# Chicken gun



## charlieivan (Apr 25, 2006)

Sometimes it DOES take a Rocket Scientist!! (true story) 
Scientists at Rolls Royce , England built a gun specifically to launch dead chickens at the windshields of airliners and military jets all travelling at maximum velocity. 

The idea is to simulate the frequent incidents of collisions with airborne fowl to test the strength of the windshields.

American engineers heard about the gun and were eager to test it on the Windshields of their new high speed trains. 

Arrangements were made, and a gun was sent to the American engineers.
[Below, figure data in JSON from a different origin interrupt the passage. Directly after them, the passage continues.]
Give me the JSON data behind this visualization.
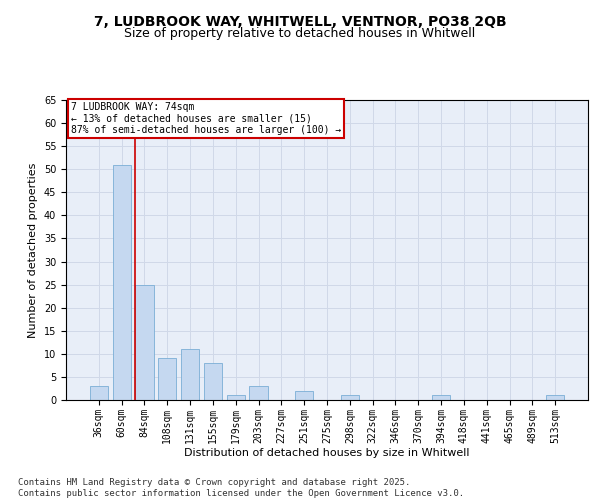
{
  "title1": "7, LUDBROOK WAY, WHITWELL, VENTNOR, PO38 2QB",
  "title2": "Size of property relative to detached houses in Whitwell",
  "xlabel": "Distribution of detached houses by size in Whitwell",
  "ylabel": "Number of detached properties",
  "categories": [
    "36sqm",
    "60sqm",
    "84sqm",
    "108sqm",
    "131sqm",
    "155sqm",
    "179sqm",
    "203sqm",
    "227sqm",
    "251sqm",
    "275sqm",
    "298sqm",
    "322sqm",
    "346sqm",
    "370sqm",
    "394sqm",
    "418sqm",
    "441sqm",
    "465sqm",
    "489sqm",
    "513sqm"
  ],
  "values": [
    3,
    51,
    25,
    9,
    11,
    8,
    1,
    3,
    0,
    2,
    0,
    1,
    0,
    0,
    0,
    1,
    0,
    0,
    0,
    0,
    1
  ],
  "bar_color": "#c5d8f0",
  "bar_edge_color": "#7aaed6",
  "bar_width": 0.8,
  "ylim": [
    0,
    65
  ],
  "yticks": [
    0,
    5,
    10,
    15,
    20,
    25,
    30,
    35,
    40,
    45,
    50,
    55,
    60,
    65
  ],
  "red_line_x": 1.5,
  "annotation_title": "7 LUDBROOK WAY: 74sqm",
  "annotation_line1": "← 13% of detached houses are smaller (15)",
  "annotation_line2": "87% of semi-detached houses are larger (100) →",
  "annotation_box_color": "#ffffff",
  "annotation_box_edge_color": "#cc0000",
  "red_line_color": "#cc0000",
  "grid_color": "#d0d8e8",
  "background_color": "#e8eef8",
  "footnote1": "Contains HM Land Registry data © Crown copyright and database right 2025.",
  "footnote2": "Contains public sector information licensed under the Open Government Licence v3.0.",
  "title_fontsize": 10,
  "subtitle_fontsize": 9,
  "axis_label_fontsize": 8,
  "tick_fontsize": 7,
  "annotation_fontsize": 7,
  "footnote_fontsize": 6.5
}
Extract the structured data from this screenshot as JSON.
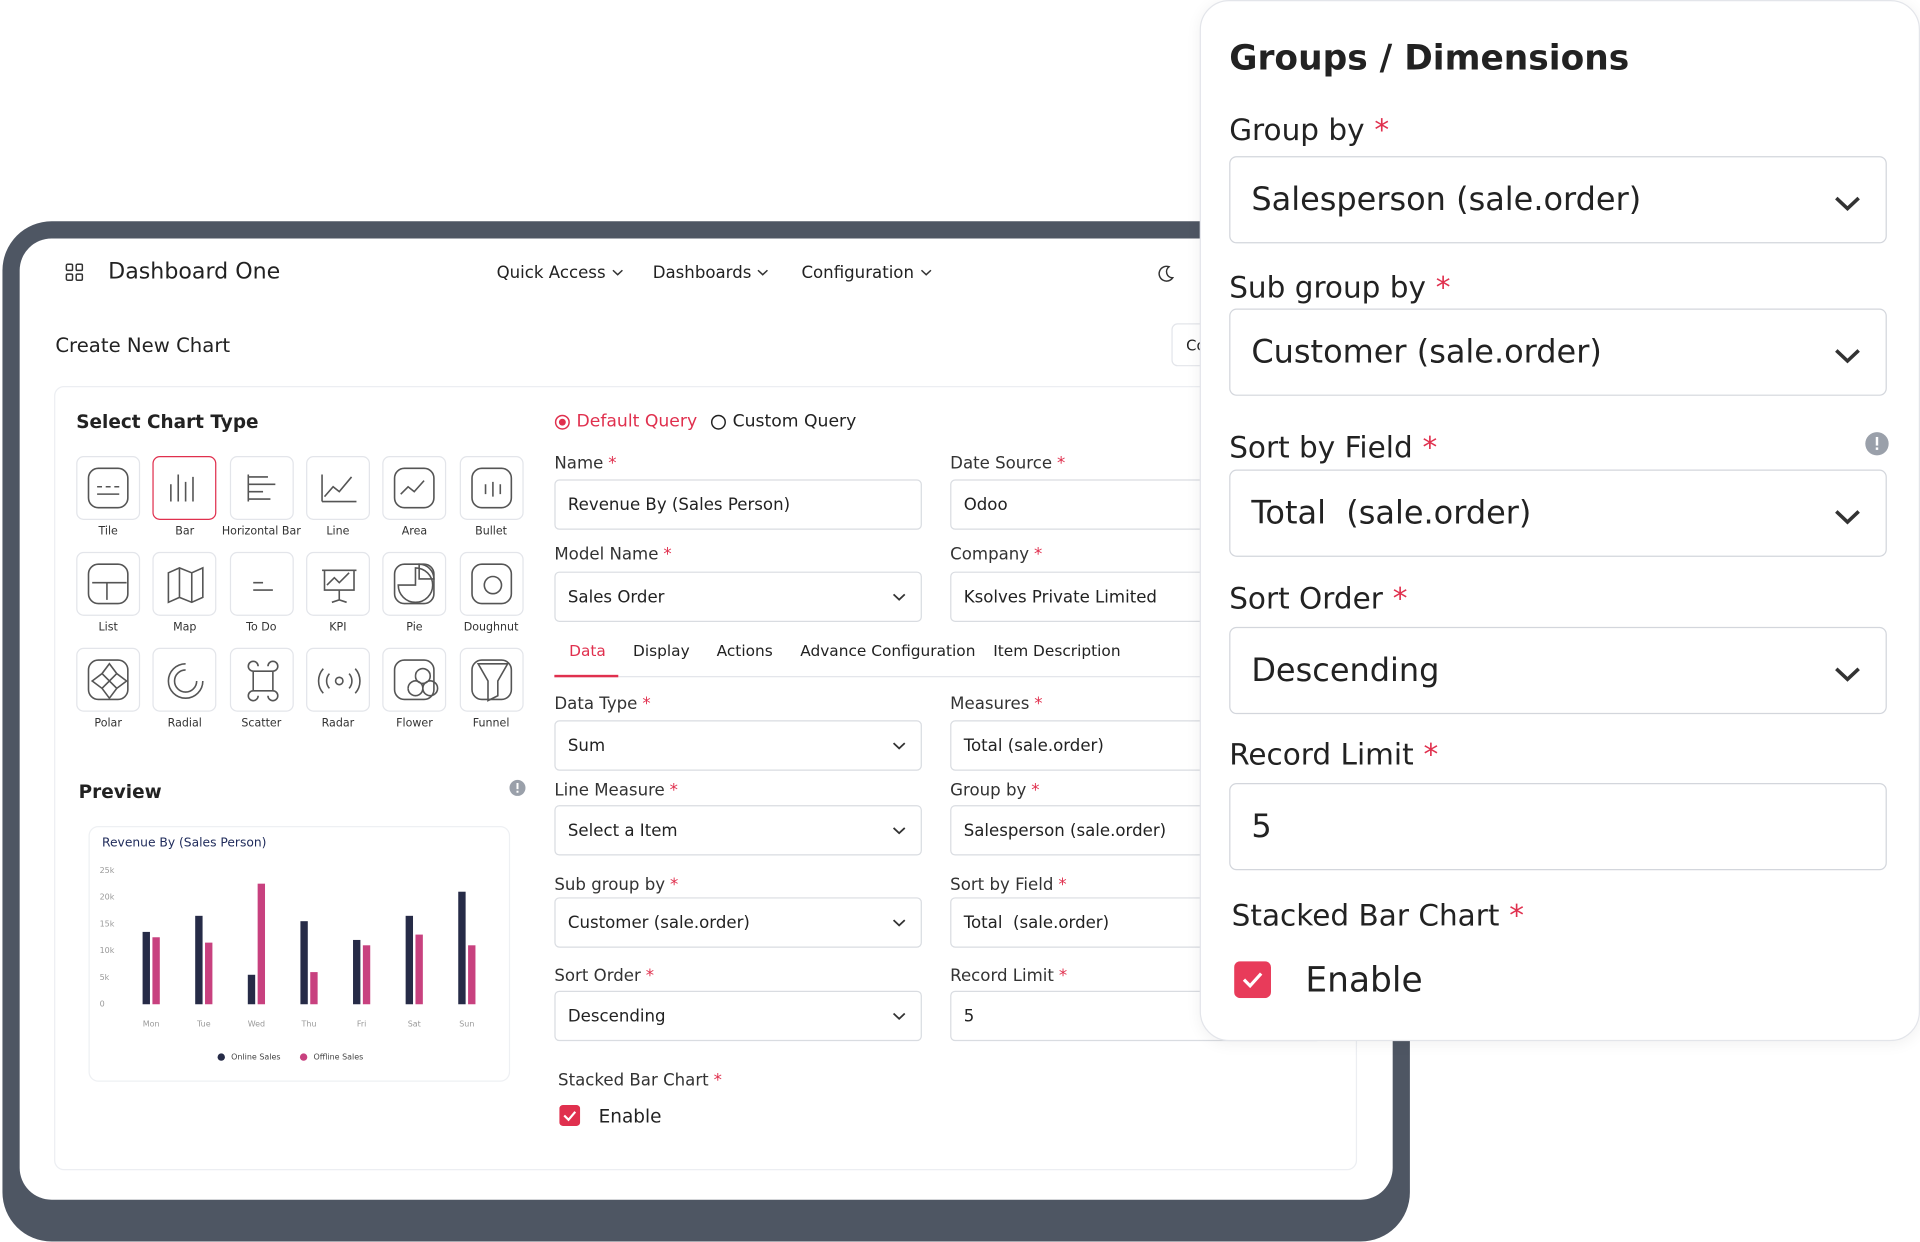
{
  "header": {
    "title": "Dashboard One",
    "nav": [
      "Quick Access",
      "Dashboards",
      "Configuration"
    ]
  },
  "page": {
    "title": "Create New Chart",
    "action_button": "Co"
  },
  "required_mark": "*",
  "chart_types": {
    "title": "Select Chart Type",
    "items": [
      "Tile",
      "Bar",
      "Horizontal Bar",
      "Line",
      "Area",
      "Bullet",
      "List",
      "Map",
      "To Do",
      "KPI",
      "Pie",
      "Doughnut",
      "Polar",
      "Radial",
      "Scatter",
      "Radar",
      "Flower",
      "Funnel"
    ]
  },
  "preview": {
    "title": "Preview",
    "chart_data": {
      "type": "bar",
      "title": "Revenue By (Sales Person)",
      "categories": [
        "Mon",
        "Tue",
        "Wed",
        "Thu",
        "Fri",
        "Sat",
        "Sun"
      ],
      "series": [
        {
          "name": "Online Sales",
          "color": "#262b47",
          "values": [
            13500,
            16500,
            5500,
            15500,
            12000,
            16500,
            21000
          ]
        },
        {
          "name": "Offline Sales",
          "color": "#c8417f",
          "values": [
            12500,
            11500,
            22500,
            6000,
            11000,
            13000,
            11000
          ]
        }
      ],
      "ylim": [
        0,
        25000
      ],
      "yticks": [
        0,
        {
          "value": 5000,
          "label": "5k"
        },
        {
          "value": 10000,
          "label": "10k"
        },
        {
          "value": 15000,
          "label": "15k"
        },
        {
          "value": 20000,
          "label": "20k"
        },
        {
          "value": 25000,
          "label": "25k"
        }
      ],
      "legend": "bottom"
    }
  },
  "query": {
    "options": [
      "Default Query",
      "Custom Query"
    ]
  },
  "form": {
    "fields": [
      {
        "label": "Name",
        "value": "Revenue By (Sales Person)",
        "kind": "input"
      },
      {
        "label": "Date Source",
        "value": "Odoo",
        "kind": "input"
      },
      {
        "label": "Model Name",
        "value": "Sales Order",
        "kind": "select"
      },
      {
        "label": "Company",
        "value": "Ksolves Private Limited",
        "kind": "input"
      },
      {
        "label": "Data Type",
        "value": "Sum",
        "kind": "select"
      },
      {
        "label": "Measures",
        "value": "Total (sale.order)",
        "kind": "select"
      },
      {
        "label": "Line Measure",
        "value": "Select a Item",
        "kind": "select"
      },
      {
        "label": "Group by",
        "value": "Salesperson (sale.order)",
        "kind": "select"
      },
      {
        "label": "Sub group by",
        "value": "Customer (sale.order)",
        "kind": "select"
      },
      {
        "label": "Sort by Field",
        "value": "Total  (sale.order)",
        "kind": "select"
      },
      {
        "label": "Sort Order",
        "value": "Descending",
        "kind": "select"
      },
      {
        "label": "Record Limit",
        "value": "5",
        "kind": "input"
      }
    ],
    "tabs": [
      "Data",
      "Display",
      "Actions",
      "Advance Configuration",
      "Item Description"
    ],
    "checkbox": {
      "label": "Stacked Bar Chart",
      "option": "Enable"
    }
  },
  "panel": {
    "title": "Groups / Dimensions",
    "fields": [
      {
        "label": "Group by",
        "value": "Salesperson (sale.order)",
        "kind": "select"
      },
      {
        "label": "Sub group by",
        "value": "Customer (sale.order)",
        "kind": "select"
      },
      {
        "label": "Sort by Field",
        "value": "Total  (sale.order)",
        "kind": "select"
      },
      {
        "label": "Sort Order",
        "value": "Descending",
        "kind": "select"
      },
      {
        "label": "Record Limit",
        "value": "5",
        "kind": "input"
      }
    ],
    "checkbox": {
      "label": "Stacked Bar Chart",
      "option": "Enable"
    }
  }
}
When the gun was fired, the engineers stood shocked as the chicken 
hurled out of the barrel, crashed into the shatterproof shield, smashed it to smithereens, blasted through the control console, snapped the engineer's back-rest in two and embedded itself in the back wall of the cabin like an arrow shot from a bow..

The horrified Yanks sent Rolls Royce the disastrous results of the experiment, along with the designs of the windshield and begged the British scientists for suggestions. 






Rolls Royce responded with a one-line memo: 






"Defrost the chicken."


----------



## Rislar (Aug 16, 2008)

:lol: Awesome


----------



## JohnsCrossMotorHomes (Jul 21, 2007)

Could well be true!

Peter


----------



## skydiver (Jan 12, 2010)

Who said Americans were'nt the sharpess pencils! Great story.


----------



## sallytrafic (Jan 17, 2006)

Sorry to rain on your parade but this is a myth

see Snopes >click<

and in the most repeated version the americans lent the gun to us.


----------



## Penquin (Oct 15, 2007)

Frank, if you read right through the Snopes report you link it does explain that there is a very large amount of truth in the report.

The unreal myth is that the Americans / Brits / French / Italians etc lauded it over another country. That bit is a myth according to Snopes.

The second tp last paragraph in the Snopes report does explain it and certainly birds used to be fired at aircraft windshields or engines to check as part of the air worthiness tests according to that article and my son who is a senior designer for an aviation design company.

So myth in part yes, but some truth in it - as mostt of these things have somewhere........... 8O :lol: 

Dave


----------



## sallytrafic (Jan 17, 2006)

yes of course I know about firing chickens its the whole frozen bit that is false and even predates the internet. I heard about it on a course at Rolls royce engines in the early 80s


----------